The second part is a process that polls RabbitMQ, looking for queues above a set length (WARN_QUEUE_SIZE). If the queue belongs to a user with a properly formatted username (i.e. an email address), a warning email is sent containing the queue name and current queue length. After a second threshold is reached (DEL_QUEUE_SIZE), the queue is deleted, and another email is sent. If the username is not a proper email address (e.g. the public user), the queue is silently deleted when DEL_QUEUE_SIZE is reached (no action is performed at WARN_QUEUE_SIZE).
We can also, optionally, add a threshold between WARN_QUEUE_SIZE and DEL_QUEUE_SIZE, call it ARCHIVE_QUEUE_SIZE, at which point PulseGuardian will start to consume messages from the queue and archive them to disk. This is advantageous because RabbitMQ keeps all queues in memory, so one rogue queue can eventually take down RabbitMQ. If the queue size falls below ARCHIVE_QUEUE_SIZE, presumably due to the client application resuming, no new messages will be archived unless ARCHIVE_QUEUE_SIZE is exceeded again.

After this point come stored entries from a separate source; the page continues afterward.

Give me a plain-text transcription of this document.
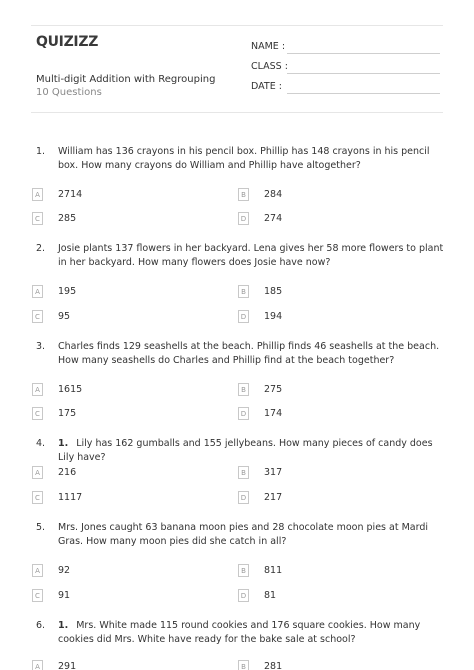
QUIZIZZ
Multi-digit Addition with Regrouping
10 Questions
NAME :
CLASS :
DATE :
1.	William has 136 crayons in his pencil box. Phillip has 148 crayons in his pencil box. How many crayons do William and Phillip have altogether?
A	2714	B	284
C	285	D 274
2.	Josie plants 137 flowers in her backyard. Lena gives her 58 more flowers to plant in her backyard. How many flowers does Josie have now?
A	195	B	185
C	95	D 194
3.	Charles finds 129 seashells at the beach. Phillip finds 46 seashells at the beach. How many seashells do Charles and Phillip find at the beach together?
A	1615	B	275
C	175	D 174
4.	1. Lily has 162 gumballs and 155 jellybeans. How many pieces of candy does Lily have?
A	216	B	317
C	1117	D 217
5.	Mrs. Jones caught 63 banana moon pies and 28 chocolate moon pies at Mardi Gras. How many moon pies did she catch in all?
A	92	B	811
C	91	D 81
6.	1. Mrs. White made 115 round cookies and 176 square cookies. How many cookies did Mrs. White have ready for the bake sale at school?
A	291	B	281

When MAX_ARCHIVE_SIZE messages are archived, messages are no longer consumed by PulseGuardian and thus, unless archived messages are consumed by the client, the queue will continue to grow until DEL_QUEUE_SIZE is hit and the queue deleted, as above.
We'll have to think through this feature a bit to determine the implications of a client trying to consume while PulseGuardian is also consuming them (or trying to).
Implementation
PulseGuardian uses Flask for the user management app and sqlalchemy + mysql to store user data.
Communication with RabbitMQ is done via the rabbitmq management plugin's REST API.